The goodhere is really for the retailers: As the amount of new retail space is expected to peak around 2008-2009, Singapore is poised for the entry of names like Victoria's Secret, Abercrombie & Fitch and J. Jill.
Population: 127.5 million
GDP purchasing power: $4.02 trillion
GDP per capita: $31,500
GDP growth rate: 2.7 percent
Japan's political stability, consumer wealth and foreigner-friendly business laws make it another attractive regional destination. Japan's retail market has traditionally been dominated by large department stores, but Western-style malls are becoming more prevalent. The total sales at shopping centers now account for 20 percent of the market, up from 11 percent 15 years ago.
Japan is one of the most popular markets for international retailers, especially when it comes to luxury and mid-market fashion chains. Banana Republic has recently announced that it will be adding five new stores to its eight existing Japanese locations by the end of 2006, and the Spanish chain Zara, which has opened 18 stores in the country since 1998, is often held up as an example of the kind of success that a smart retailer can have in North Asia.
Entry into Japan is not easy. Suitable retail space in prime locations is hard to come by — vacancy in downtown Tokyo was at only 2 percent at the beginning of this year, while rents can be as high as $278.52 per square foot — and it takes a long time to negotiate new deals.
Population: 89.5 million
GDP purchasing power: $451.3 billion
GDP per capita: $5,100
GDP growth rate: 5.1 percent
The Philippines is in dire need of new development, with only 2 percent of the market belonging to shopping centers and department stores. It is one of the biggest countries in Asia, but more than 37 percent of Filipinos live below the poverty line, subsisting on $2 a day, and wouldn't be able to afford Western goods even if they wanted to.

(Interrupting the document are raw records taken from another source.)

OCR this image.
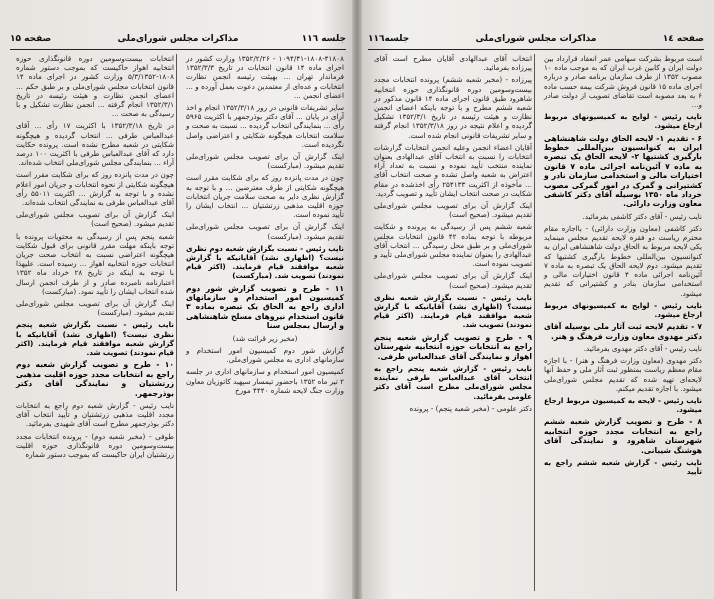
صفحه ١٤
مذاکرات مجلس شورای‌ملی
جلسه١١٦

است مربوط بشرکت سهامی عمر انعقاد قرارداد بین دولت ایران و کابین غرب ایران که به موجب ماده ۱۰ مصوب ۱۳۵۲ از طرف سازمان برنامه صادر و درباره اجرای ماده ۱۵ قانون فروش شرکت بیمه حسب ماده ۶ به بعد مصوبه است تقاضای تصویب از دولت صادر و...

نایب رئیس - لوایح به کمیسیونهای مربوط ارجاع میشود.

۶ - تقدیم ۱- لایحه الحاق دولت شاهنشاهی ایران به کنوانسیون بین‌المللی خطوط بارگیری کشتیها ۲- لایحه الحاق یک تبصره به ماده ۷ آئین‌نامه اجرائی ماده ۷ قانون اختیارات مالی و استخدامی سازمان نادر و کشتیرانی و گمرک در امور گمرکی مصوب خرداد ماه ۱۳۵۰ بوسیله آقای دکتر کاشفی معاون وزارت دارائی.

نایب رئیس - آقای دکتر کاشفی بفرمائید.

دکتر کاشفی (معاون وزارت دارائی) - بااجازه مقام محترم ریاست دو فقره لایحه تقدیم مجلس مینماید یکی لایحه مربوط به الحاق دولت شاهنشاهی ایران به کنوانسیون بین‌المللی خطوط بارگیری کشتیها که تقدیم میشود. دوم لایحه الحاق یک تبصره به ماده ۷ آئین‌نامه اجرائی ماده ۴ قانون اختیارات مالی و استخدامی سازمان بنادر و کشتیرانی که تقدیم میشود.

نایب رئیس - لوایح به کمیسیونهای مربوط ارجاع میشود.

۷ - تقدیم لایحه ثبت آثار ملی بوسیله آقای دکتر مهدوی معاون وزارت فرهنگ و هنر.

نایب رئیس - آقای دکتر مهدوی بفرمائید.

دکتر مهدوی (معاون وزارت فرهنگ و هنر) - با اجازه مقام معظم ریاست بمنظور ثبت آثار ملی و حفظ آنها لایحه‌ای تهیه شده که تقدیم مجلس شورای‌ملی میشود. با اجازه تقدیم میکنم.

نایب رئیس - لایحه به کمیسیون مربوط ارجاع میشود.

۸ - طرح و تصویب گزارش شعبه ششم راجع به انتخابات مجدد حوزه انتخابیه شهرستان شاهرود و نمایندگی آقای هوشنگ شیبانی.

نایب رئیس - گزارش شعبه ششم راجع به تأیید

انتخاب آقای عبدالهادی آقایان مطرح است آقای پیرزاده بفرمائید.

پیرزاده - (مخبر شعبه ششم) پرونده انتخابات مجدد بیست‌وسومین دوره قانونگذاری حوزه انتخابیه شاهرود طبق قانون اجرای ماده ۱۴ قانون مذکور در شعبه ششم مطرح و با توجه باینکه اعضای انجمن نظارت و هیئت رئیسه در تاریخ ۱۳۵۲/۳/۱ تشکیل گردیده و اعلام نتیجه در روز ۱۳۵۲/۳/۱۸ انجام گرفته و سایر تشریفات قانونی انجام شده است.

آقایان اعضاء انجمن وعلیه انجمن انتخابات گزارشات انتخابات را نسبت به انتخاب آقای عبدالهادی بعنوان نماینده منتخب تأیید نموده و نسبت به تعداد آراء اعتراض به شعبه واصل نشده و صحت انتخاب آقای ... مأخوذه از اکثریت ۲۵۴۱۳۳ رأی اخذشده در مقام شکایت در صحت انتخاب ایشان تأیید و تصویب گردید.

اینک گزارش آن برای تصویب مجلس شورای‌ملی تقدیم میشود. (صحیح است)

شعبه ششم پس از رسیدگی به پرونده و شکایت مربوطه با توجه بماده ۴۲ قانون انتخابات مجلس شورای‌ملی و بر طبق محل رسیدگی ... انتخاب آقای عبدالهادی را بعنوان نماینده مجلس شورای‌ملی تأیید و تصویب نموده است.

اینک گزارش آن برای تصویب مجلس شورای‌ملی تقدیم میشود. (صحیح است)

نایب رئیس - نسبت بگزارش شعبه نظری نیست؟ (اظهاری نشد) آقایانیکه با گزارش شعبه موافقند قیام فرمایند. (اکثر قیام نمودند) تصویب شد.

۹ - طرح و تصویب گزارش شعبه پنجم راجع به انتخابات حوزه انتخابیه شهرستان اهواز و نمایندگی آقای عبدالعباس طرفی.

نایب رئیس - گزارش شعبه پنجم راجع به انتخاب آقای عبدالعباس طرفی نماینده مجلس شورای‌ملی مطرح است آقای دکتر علومی بفرمائید.

دکتر علومی - (مخبر شعبه پنجم) - پرونده

صفحه ۱۵	مذاکرات مجلس شورای‌ملی	جلسه ۱۱٦

۱۰۹۴/۴۱-۱۸۰۸-۴۱۸۰۸ - ۱۳۵۲/۲/۲۶ وزارت کشور در اجرای ماده ۱۴ قانون انتخابات در تاریخ ۱۳۵۲/۳/۳ فرماندار تهران ... بهیئت رئیسه انجمن نظارت انتخابات و عده‌ای از معتمدین دعوت بعمل آورده و ... اعضای انجمن ...

سایر تشریفات قانونی در روز ۱۳۵۲/۳/۱۸ انجام و اخذ آرای در پایان ... آقای دکتر بوذرجمهر با اکثریت ۵۹۶۵ رأی ... بنمایندگی انتخاب گردیده ... نسبت به صحت و سلامت انتخابات هیچگونه شکایتی و اعتراضی واصل نگردیده است.

اینک گزارش آن برای تصویب مجلس شورای‌ملی تقدیم میشود. (مبارکست)

چون در مدت پانزده روز که برای شکایت مقرر است هیچگونه شکایتی از طرف معترضین ... و با توجه به گزارش نظری دایر به صحت سلامت جریان انتخابات حوزه اقلیت مذهبی زرتشتیان ... انتخاب ایشان را تأیید نموده است.

اینک گزارش آن برای تصویب مجلس شورای‌ملی تقدیم میشود. (مبارکست)

نایب رئیس - نسبت بگزارش شعبه دوم نظری نیست؟ (اظهاری نشد) آقایانیکه با گزارش شعبه موافقند قیام فرمایند. (اکثر قیام نمودند) تصویب شد. (مبارکست)

۱۱ - طرح و تصویب گزارش شور دوم کمیسیون امور استخدام و سازمانهای اداری راجع به الحاق یک تبصره بماده ۳ قانون استخدام نیروهای مسلح شاهنشاهی و ارسال بمجلس سنا

(مخبر زیر قرائت شد)

گزارش شور دوم کمیسیون امور استخدام و سازمانهای اداری به مجلس شورای‌ملی.

کمیسیون امور استخدام و سازمانهای اداری در جلسه ۲ تیر ماه ۱۳۵۲ باحضور تیمسار سپهبد کاتوزیان معاون وزارت جنگ لایحه شماره ۴۴۴۰ مورخ

انتخابات بیست‌وسومین دوره قانونگذاری حوزه انتخابیه اهواز حاکیست که بموجب دستور شماره ۱۸۰۸-۵/۳/۱۳۵۲ وزارت کشور در اجرای ماده ۱۴ قانون انتخابات مجلس شورای‌ملی و بر طبق حکم ... اعضای انجمن نظارت و هیئت رئیسه در تاریخ ۱۳۵۲/۳/۱ انجام گرفته ... انجمن نظارت تشکیل و با رسیدگی به صحت ...

در تاریخ ۱۳۵۲/۳/۱۸ با اکثریت ۱۷ رأی ... آقای عبدالعباس طرفی ... انتخاب گردیده و هیچگونه شکایتی در شعبه مطرح نشده است. پرونده حکایت دارد که آقای عبدالعباس طرفی با اکثریت ۱۰۰ درصد آراء ... بنمایندگی مجلس شورای‌ملی انتخاب شده‌اند.

چون در مدت پانزده روز که برای شکایت مقرر است هیچگونه شکایتی از نحوه انتخابات و جریان امور اعلام نشده و با توجه به گزارش ... اکثریت ۵۵۰۱۱ رأی آقای عبدالعباس طرفی به نمایندگی انتخاب شده‌اند.

اینک گزارش آن برای تصویب مجلس شورای‌ملی تقدیم میشود. (صحیح است)

شعبه پنجم پس از رسیدگی به محتویات پرونده با توجه باینکه مهلت مقرر قانونی برای قبول شکایت هیچگونه اعتراضی نسبت به انتخاب صحت جریان انتخابات حوزه انتخابیه اهواز ... رسیده است. علیهذا با توجه به اینکه در تاریخ ۲۸ خرداد ماه ۱۳۵۲ اعتبارنامه نامبرده صادر و از طرف انجمن ارسال شده انتخاب ایشان را تأیید نمود. (مبارکست)

اینک گزارش آن برای تصویب مجلس شورای‌ملی تقدیم میشود. (مبارکست)

نایب رئیس - نسبت بگزارش شعبه پنجم نظری نیست؟ (اظهاری نشد) آقایانیکه با گزارش شعبه موافقند قیام فرمایند. (اکثر قیام نمودند) تصویب شد.

۱۰ - طرح و تصویب گزارش شعبه دوم راجع به انتخابات مجدد حوزه اقلیت مذهبی زرتشتیان و نمایندگی آقای دکتر بوذرجمهر.

نایب رئیس - گزارش شعبه دوم راجع به انتخابات مجدد اقلیت مذهبی زرتشتیان و تأیید انتخاب آقای دکتر بوذرجمهر مطرح است آقای شهیدی بفرمائید.

طوفی - (مخبر شعبه دوم) - پرونده انتخابات مجدد بیست‌وسومین دوره قانونگذاری حوزه اقلیت زرتشتیان ایران حاکیست که بموجب دستور شماره
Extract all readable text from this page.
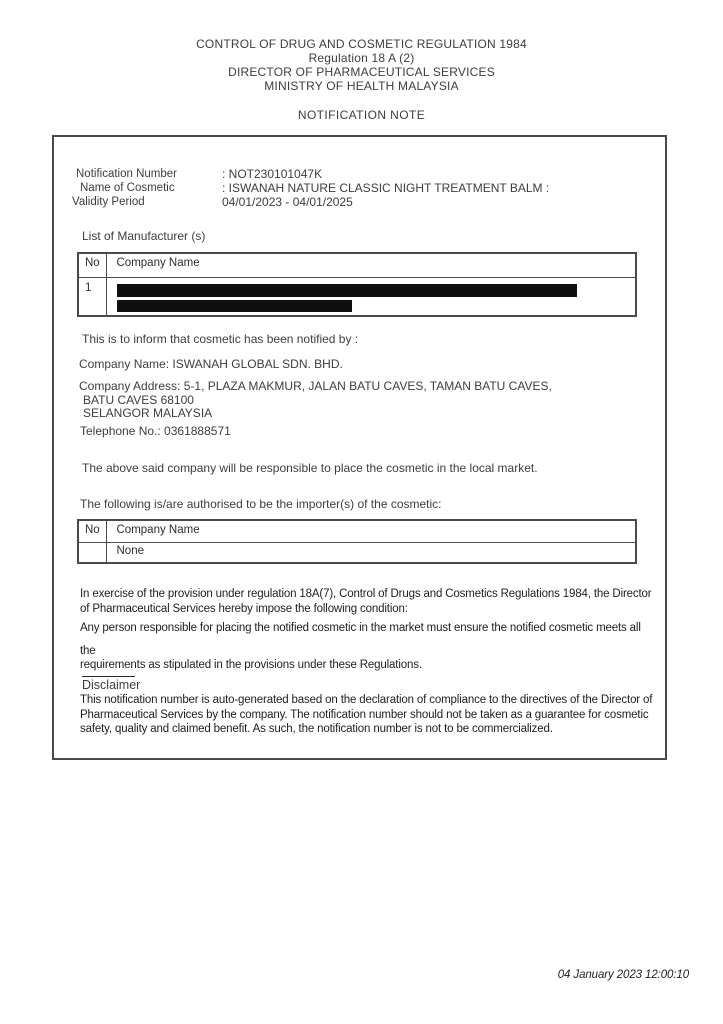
CONTROL OF DRUG AND COSMETIC REGULATION 1984
Regulation 18 A (2)
DIRECTOR OF PHARMACEUTICAL SERVICES
MINISTRY OF HEALTH MALAYSIA
NOTIFICATION NOTE
Notification Number	: NOT230101047K
Name of Cosmetic	: ISWANAH NATURE CLASSIC NIGHT TREATMENT BALM :
Validity Period	04/01/2023 - 04/01/2025
List of Manufacturer (s)
No	Company Name
1	
This is to inform that cosmetic has been notified by :
Company Name: ISWANAH GLOBAL SDN. BHD.
Company Address: 5-1, PLAZA MAKMUR, JALAN BATU CAVES, TAMAN BATU CAVES,
BATU CAVES 68100
SELANGOR MALAYSIA
Telephone No.: 0361888571
The above said company will be responsible to place the cosmetic in the local market.
The following is/are authorised to be the importer(s) of the cosmetic:
No	Company Name
	None
In exercise of the provision under regulation 18A(7), Control of Drugs and Cosmetics Regulations 1984, the Director
of Pharmaceutical Services hereby impose the following condition:
Any person responsible for placing the notified cosmetic in the market must ensure the notified cosmetic meets all
the
requirements as stipulated in the provisions under these Regulations.
Disclaimer
This notification number is auto-generated based on the declaration of compliance to the directives of the Director of
Pharmaceutical Services by the company. The notification number should not be taken as a guarantee for cosmetic
safety, quality and claimed benefit. As such, the notification number is not to be commercialized.
04 January 2023 12:00:10
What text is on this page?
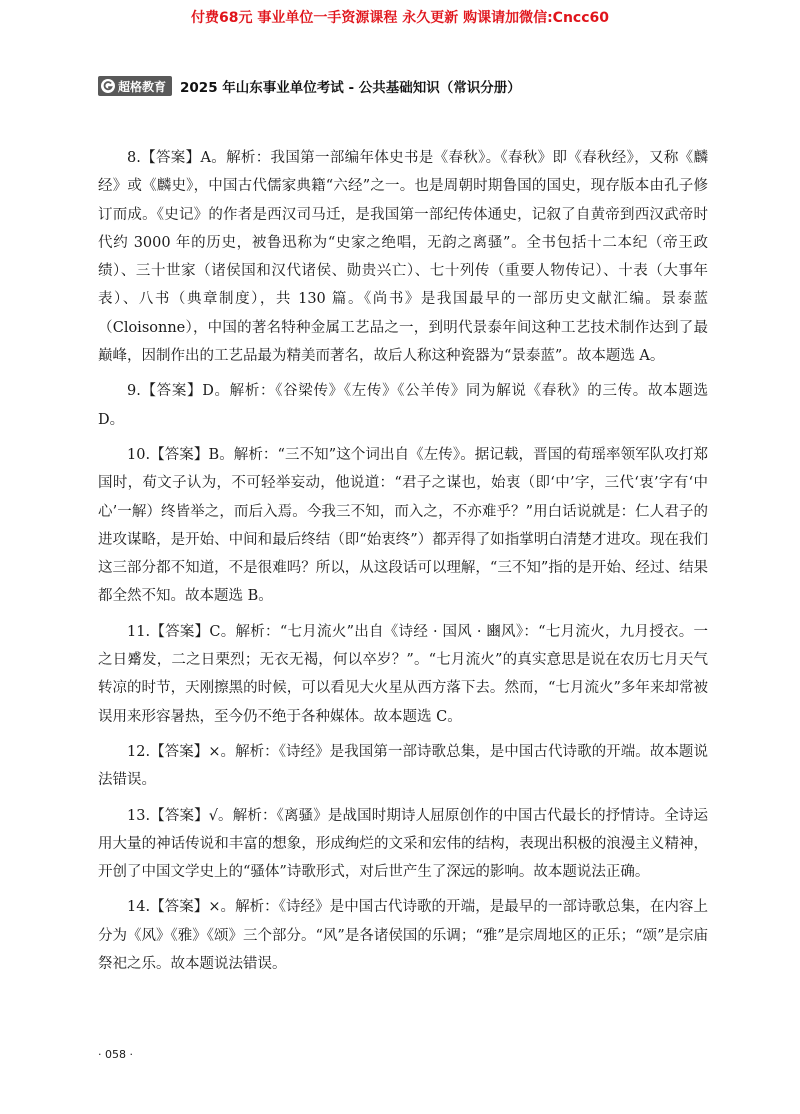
付费68元 事业单位一手资源课程 永久更新 购课请加微信:Cncc60
超格教育 2025 年山东事业单位考试 - 公共基础知识（常识分册）

8.【答案】A。解析：我国第一部编年体史书是《春秋》。《春秋》即《春秋经》，又称《麟经》或《麟史》，中国古代儒家典籍“六经”之一。也是周朝时期鲁国的国史，现存版本由孔子修订而成。《史记》的作者是西汉司马迁，是我国第一部纪传体通史，记叙了自黄帝到西汉武帝时代约 3000 年的历史，被鲁迅称为“史家之绝唱，无韵之离骚”。全书包括十二本纪（帝王政绩）、三十世家（诸侯国和汉代诸侯、勋贵兴亡）、七十列传（重要人物传记）、十表（大事年表）、八书（典章制度），共 130 篇。《尚书》是我国最早的一部历史文献汇编。景泰蓝（Cloisonne），中国的著名特种金属工艺品之一，到明代景泰年间这种工艺技术制作达到了最巅峰，因制作出的工艺品最为精美而著名，故后人称这种瓷器为“景泰蓝”。故本题选 A。

9.【答案】D。解析：《谷梁传》《左传》《公羊传》同为解说《春秋》的三传。故本题选 D。

10.【答案】B。解析：“三不知”这个词出自《左传》。据记载，晋国的荀瑶率领军队攻打郑国时，荀文子认为，不可轻举妄动，他说道：“君子之谋也，始衷（即‘中’字，三代‘衷’字有‘中心’一解）终皆举之，而后入焉。今我三不知，而入之，不亦难乎？”用白话说就是：仁人君子的进攻谋略，是开始、中间和最后终结（即“始衷终”）都弄得了如指掌明白清楚才进攻。现在我们这三部分都不知道，不是很难吗？所以，从这段话可以理解，“三不知”指的是开始、经过、结果都全然不知。故本题选 B。

11.【答案】C。解析：“七月流火”出自《诗经 · 国风 · 豳风》：“七月流火，九月授衣。一之日觱发，二之日栗烈；无衣无褐，何以卒岁？”。“七月流火”的真实意思是说在农历七月天气转凉的时节，天刚擦黑的时候，可以看见大火星从西方落下去。然而，“七月流火”多年来却常被误用来形容暑热，至今仍不绝于各种媒体。故本题选 C。

12.【答案】×。解析：《诗经》是我国第一部诗歌总集，是中国古代诗歌的开端。故本题说法错误。

13.【答案】√。解析：《离骚》是战国时期诗人屈原创作的中国古代最长的抒情诗。全诗运用大量的神话传说和丰富的想象，形成绚烂的文采和宏伟的结构，表现出积极的浪漫主义精神，开创了中国文学史上的“骚体”诗歌形式，对后世产生了深远的影响。故本题说法正确。

14.【答案】×。解析：《诗经》是中国古代诗歌的开端，是最早的一部诗歌总集，在内容上分为《风》《雅》《颂》三个部分。“风”是各诸侯国的乐调；“雅”是宗周地区的正乐；“颂”是宗庙祭祀之乐。故本题说法错误。

· 058 ·
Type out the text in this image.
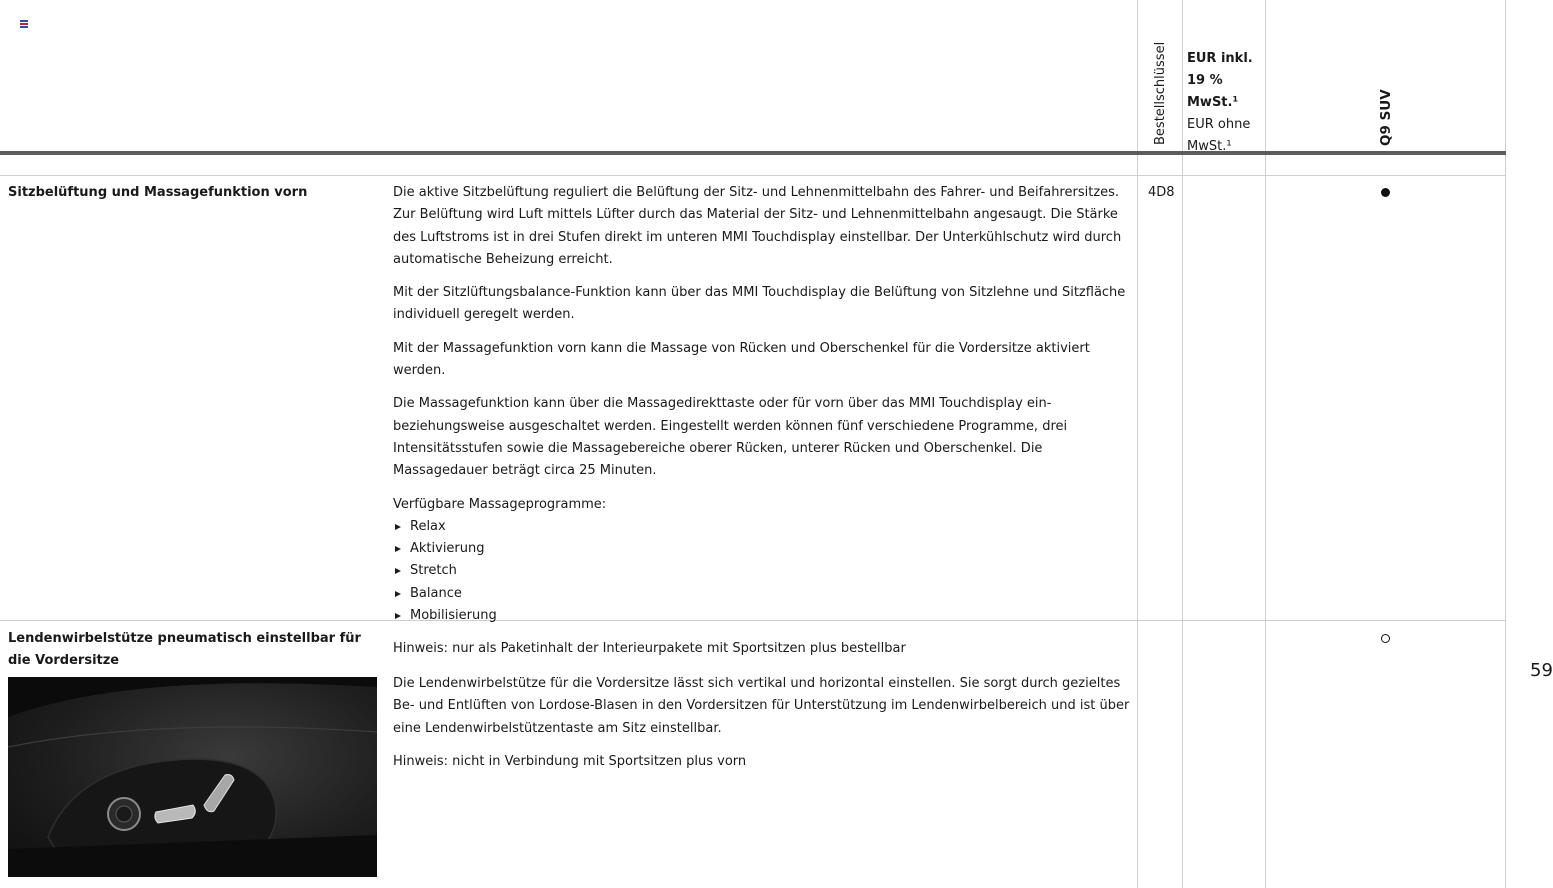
Bestellschlüssel EUR inkl.
19 % MwSt.¹
EUR ohne
MwSt.¹
Q9 SUV
Sitzbelüftung und Massagefunktion vorn	Die aktive Sitzbelüftung reguliert die Belüftung der Sitz- und Lehnenmittelbahn des Fahrer- und Beifahrersitzes. Zur Belüftung wird Luft mittels Lüfter durch das Material der Sitz- und Lehnenmittelbahn angesaugt. Die Stärke des Luftstroms ist in drei Stufen direkt im unteren MMI Touchdisplay einstellbar. Der Unterkühlschutz wird durch automatische Beheizung erreicht.

Mit der Sitzlüftungsbalance-Funktion kann über das MMI Touchdisplay die Belüftung von Sitzlehne und Sitzfläche individuell geregelt werden.

Mit der Massagefunktion vorn kann die Massage von Rücken und Oberschenkel für die Vordersitze aktiviert werden.

Die Massagefunktion kann über die Massagedirekttaste oder für vorn über das MMI Touchdisplay ein- beziehungsweise ausgeschaltet werden. Eingestellt werden können fünf verschiedene Programme, drei Intensitätsstufen sowie die Massagebereiche oberer Rücken, unterer Rücken und Oberschenkel. Die Massagedauer beträgt circa 25 Minuten.

Verfügbare Massageprogramme:
Relax
Aktivierung
Stretch
Balance
Mobilisierung
Hinweis: nur als Paketinhalt der Interieurpakete mit Sportsitzen plus bestellbar
4D8
Lendenwirbelstütze pneumatisch einstellbar für die Vordersitze

Die Lendenwirbelstütze für die Vordersitze lässt sich vertikal und horizontal einstellen. Sie sorgt durch gezieltes Be- und Entlüften von Lordose-Blasen in den Vordersitzen für Unterstützung im Lendenwirbelbereich und ist über eine Lendenwirbelstützentaste am Sitz einstellbar.

Hinweis: nicht in Verbindung mit Sportsitzen plus vorn
59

There are also concerns about political instability — former president Joseph Estrada was impeached on charges of corruption in 2000 and current president Gloria Macapagal Arroyo has had limited success reigning in the Moro Islamic Liberation Front. As a result, development opportunities in the Philippines are limited.
Population: 48.8 million
GDP purchasing power: $965.3 billion
GDP per capita: $20,400
GDP growth rate: 5.1 percent
The largest private development in the world is the $20-billion New Songdo City project. The development will include 40 million square feet of class A office space, residential units totaling 30 million square feet, 5 million square feet of hotel accommodations and 10 million square feet of retail.
Local retail projects are still a few decades behind modern trends. International-level shopping malls are virtually non-existent, according to Gale officials.
Still, building 10 million square feet of retail in Korea involves a fair amount of risk, as the country's retail sector is close to spinning out of control. According to an NAI Global report, the number of existing hyper-markets already exceeds the government's suggested level of one store per 150,000 people and a few closings are likely to take place in 2006.
Population: 84.4 million
GDP purchasing power: $232.2 billion
GDP per capita: $2,800
GDP growth rate: 8.4 percent
In Vietnam, 90 percent of retail sales are still completed at traditional mom-and-pop shops. Shopping centers are a rare sight — there are only 30 currently on the market and another 35 in the pipeline.
“It's day one of the process,” says Davies. “The shopping center concept is extremely new and there will be a transition period over some years as people's habits change and they get used to being in an enclosed, temperature-controlled environment.”
There are risks, however. The Vietnamese tend to be mistrustful of outsiders, and big regional players are more likely to gain entry into the market than American or European investors. In addition, regulations on foreign direct investments are still fairly strict.
“The major players are still Asian — they have ties with the language, they have ties with the trade and it makes it a lot easier for them to expand,” Davies points out.